Mais aussi de par leurs comportements jugés « brésiliens » et très éloignés de la mentalité japonaise. Les stéréotypes sont nombreux, notamment au travail : lents, paresseux, manquant de loyauté et de soin dans ce qu’ils entreprennent. Stéréotypes renforcés par le fait que ces immigrés ont généralement peu de contact avec leurs collègues japonais, car enchaînant souvent des contrats intérimaires.
Dans la vie sociale, les échanges intercommunautaires sont également peu nombreux, et cela vient renforcer les apprioris négatifs à l’égard des Nippo-brésiliens : bruyants, faisant la fête jusqu’à tard le soir, s’habillant sans soin, parlant fort et uniquement portugais…
C’est source d’une grande désillusion pour ces Brésiliens d’origine japonaise vivant dans l’archipel.

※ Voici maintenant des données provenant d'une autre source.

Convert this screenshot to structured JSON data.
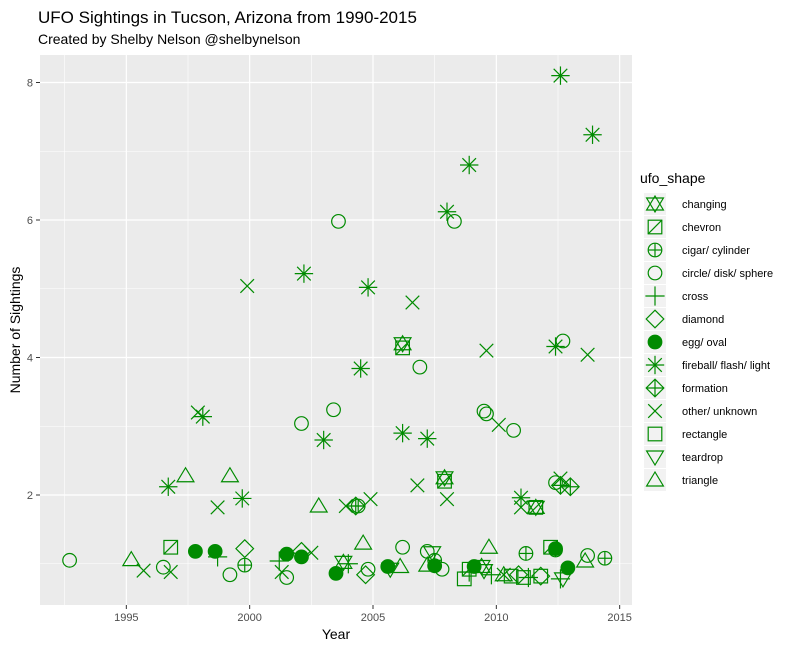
{
  "chart_data": {
    "type": "scatter",
    "title": "UFO Sightings in Tucson, Arizona from 1990-2015",
    "subtitle": "Created by Shelby Nelson @shelbynelson",
    "xlabel": "Year",
    "ylabel": "Number of Sightings",
    "xlim": [
      1991.5,
      2015.5
    ],
    "ylim": [
      0.4,
      8.4
    ],
    "x_ticks": [
      1995,
      2000,
      2005,
      2010,
      2015
    ],
    "y_ticks": [
      2,
      4,
      6,
      8
    ],
    "grid": true,
    "legend": {
      "title": "ufo_shape",
      "position": "right"
    },
    "marker_color": "#008B00",
    "panel_color": "#EBEBEB",
    "shapes": [
      "changing",
      "chevron",
      "cigar/ cylinder",
      "circle/ disk/ sphere",
      "cross",
      "diamond",
      "egg/ oval",
      "fireball/ flash/ light",
      "formation",
      "other/ unknown",
      "rectangle",
      "teardrop",
      "triangle"
    ],
    "series": [
      {
        "name": "changing",
        "points": [
          [
            2006.2,
            4.2
          ],
          [
            2007.9,
            2.25
          ],
          [
            2011.6,
            1.82
          ],
          [
            2003.8,
            1.02
          ],
          [
            2009.4,
            0.96
          ]
        ]
      },
      {
        "name": "chevron",
        "points": [
          [
            1996.8,
            1.24
          ],
          [
            2006.2,
            4.14
          ],
          [
            2007.9,
            2.2
          ],
          [
            2011.6,
            1.82
          ],
          [
            2012.2,
            1.24
          ],
          [
            2008.9,
            0.92
          ]
        ]
      },
      {
        "name": "cigar/ cylinder",
        "points": [
          [
            2004.4,
            1.84
          ],
          [
            2011.2,
            1.15
          ],
          [
            2012.4,
            1.2
          ],
          [
            2014.4,
            1.08
          ],
          [
            1999.8,
            0.98
          ],
          [
            2007.5,
            1.05
          ]
        ]
      },
      {
        "name": "circle/ disk/ sphere",
        "points": [
          [
            1992.7,
            1.05
          ],
          [
            1996.5,
            0.95
          ],
          [
            1999.2,
            0.84
          ],
          [
            2001.5,
            0.8
          ],
          [
            2002.1,
            3.04
          ],
          [
            2003.4,
            3.24
          ],
          [
            2003.6,
            5.98
          ],
          [
            2004.8,
            0.92
          ],
          [
            2006.2,
            1.24
          ],
          [
            2006.9,
            3.86
          ],
          [
            2007.2,
            1.18
          ],
          [
            2008.3,
            5.98
          ],
          [
            2009.5,
            3.22
          ],
          [
            2009.6,
            3.18
          ],
          [
            2010.7,
            2.94
          ],
          [
            2012.4,
            2.18
          ],
          [
            2012.7,
            4.24
          ],
          [
            2013.7,
            1.12
          ],
          [
            2007.8,
            0.92
          ]
        ]
      },
      {
        "name": "cross",
        "points": [
          [
            1998.7,
            1.1
          ],
          [
            2001.2,
            1.04
          ],
          [
            2004.0,
            1.0
          ],
          [
            2008.9,
            0.88
          ],
          [
            2009.8,
            0.84
          ],
          [
            2011.3,
            0.8
          ],
          [
            2012.6,
            0.78
          ]
        ]
      },
      {
        "name": "diamond",
        "points": [
          [
            1999.8,
            1.22
          ],
          [
            2004.7,
            0.84
          ],
          [
            2002.1,
            1.18
          ],
          [
            2010.9,
            0.84
          ],
          [
            2011.8,
            0.82
          ]
        ]
      },
      {
        "name": "egg/ oval",
        "points": [
          [
            1997.8,
            1.18
          ],
          [
            1998.6,
            1.18
          ],
          [
            2001.5,
            1.14
          ],
          [
            2002.1,
            1.1
          ],
          [
            2003.5,
            0.86
          ],
          [
            2005.6,
            0.96
          ],
          [
            2007.5,
            0.97
          ],
          [
            2009.1,
            0.96
          ],
          [
            2012.4,
            1.22
          ],
          [
            2012.9,
            0.94
          ]
        ]
      },
      {
        "name": "fireball/ flash/ light",
        "points": [
          [
            1996.7,
            2.12
          ],
          [
            1998.1,
            3.14
          ],
          [
            1999.7,
            1.95
          ],
          [
            2002.2,
            5.22
          ],
          [
            2003.0,
            2.8
          ],
          [
            2004.5,
            3.84
          ],
          [
            2004.8,
            5.02
          ],
          [
            2006.2,
            2.9
          ],
          [
            2007.2,
            2.82
          ],
          [
            2008.0,
            6.12
          ],
          [
            2008.9,
            6.8
          ],
          [
            2011.0,
            1.96
          ],
          [
            2012.4,
            4.16
          ],
          [
            2012.6,
            8.1
          ],
          [
            2013.9,
            7.24
          ]
        ]
      },
      {
        "name": "formation",
        "points": [
          [
            2004.3,
            1.84
          ],
          [
            2012.6,
            2.14
          ],
          [
            2013.0,
            2.12
          ]
        ]
      },
      {
        "name": "other/ unknown",
        "points": [
          [
            1995.7,
            0.9
          ],
          [
            1996.8,
            0.88
          ],
          [
            1997.9,
            3.2
          ],
          [
            1998.7,
            1.82
          ],
          [
            1999.9,
            5.04
          ],
          [
            2001.3,
            0.88
          ],
          [
            2002.5,
            1.16
          ],
          [
            2003.9,
            1.84
          ],
          [
            2004.9,
            1.94
          ],
          [
            2006.6,
            4.8
          ],
          [
            2006.8,
            2.14
          ],
          [
            2008.0,
            1.94
          ],
          [
            2009.6,
            4.1
          ],
          [
            2010.1,
            3.02
          ],
          [
            2010.3,
            0.84
          ],
          [
            2011.0,
            1.82
          ],
          [
            2012.6,
            2.24
          ],
          [
            2013.7,
            4.04
          ]
        ]
      },
      {
        "name": "rectangle",
        "points": [
          [
            2008.7,
            0.78
          ],
          [
            2010.6,
            0.82
          ],
          [
            2011.1,
            0.8
          ],
          [
            2011.8,
            0.82
          ]
        ]
      },
      {
        "name": "teardrop",
        "points": [
          [
            2007.4,
            1.16
          ],
          [
            2012.7,
            0.78
          ],
          [
            2005.7,
            0.92
          ],
          [
            2009.5,
            0.9
          ]
        ]
      },
      {
        "name": "triangle",
        "points": [
          [
            1995.2,
            1.06
          ],
          [
            1997.4,
            2.28
          ],
          [
            1999.2,
            2.28
          ],
          [
            2002.8,
            1.84
          ],
          [
            2004.6,
            1.3
          ],
          [
            2007.2,
            0.98
          ],
          [
            2009.7,
            1.24
          ],
          [
            2010.3,
            0.84
          ],
          [
            2013.6,
            1.04
          ],
          [
            2006.1,
            0.96
          ]
        ]
      }
    ]
  }
}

En effet, ces derniers avaient développé une image idéalisée du Japon et de sa culture, probablement alimentée par la nostalgie de leurs ancêtres.

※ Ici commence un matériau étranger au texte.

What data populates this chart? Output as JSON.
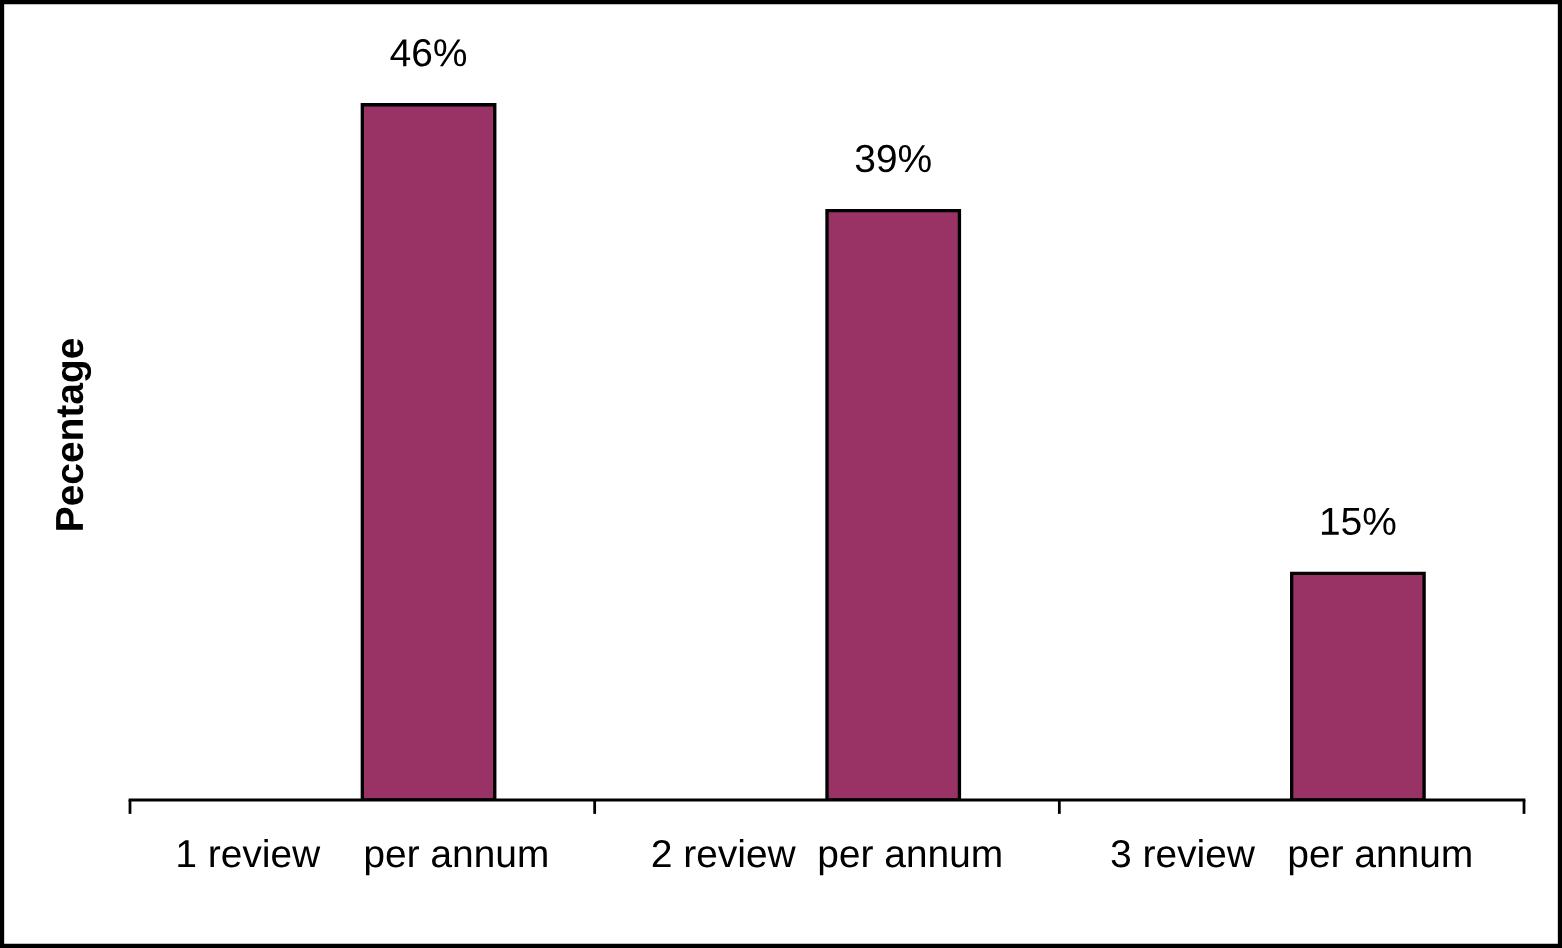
{
  "chart_data": {
    "type": "bar",
    "ylabel": "Pecentage",
    "categories": [
      "1 review    per annum",
      "2 review  per annum",
      "3 review   per annum"
    ],
    "values": [
      46,
      39,
      15
    ],
    "color": "#993366",
    "value_labels": [
      "46%",
      "39%",
      "15%"
    ],
    "tick_labels": "x"
  }
}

La société japonaise, de son coté, s’attendait à ce qu’ils embrassent parfaitement la mentalité nippone, oubliant qu’ils avaient une double culture. En découle un conflit binaire entre les deux identités : les Nippo-brésiliens finissant par rejeter l’acculturation pour revendiquer plus fortement leur identité brésilienne, ce qui renforce l’hostilité de la population japonaise à leur égard.
Depuis peu, le Japon a revu légèrement sa politique d’immigration des Nikkei brésiliens, privilégiant une sélection des profils plus qualifiés et la mobilité étudiante. Si cela pourrait améliorer l’intégration de ces populations dans la société japonaise, du travail reste à faire pour sortir de cette obsession d’homogénéité ethnique et culturelle qui freine systématiquement ce processus.
Compte tenu de son déclin démographique, et du besoin de renouveler sa population active, le pays du soleil levant n’a pas vraiment d’autres choix que d’investir dans une société plus inclusive et où la coexistence multiculturelle est possible.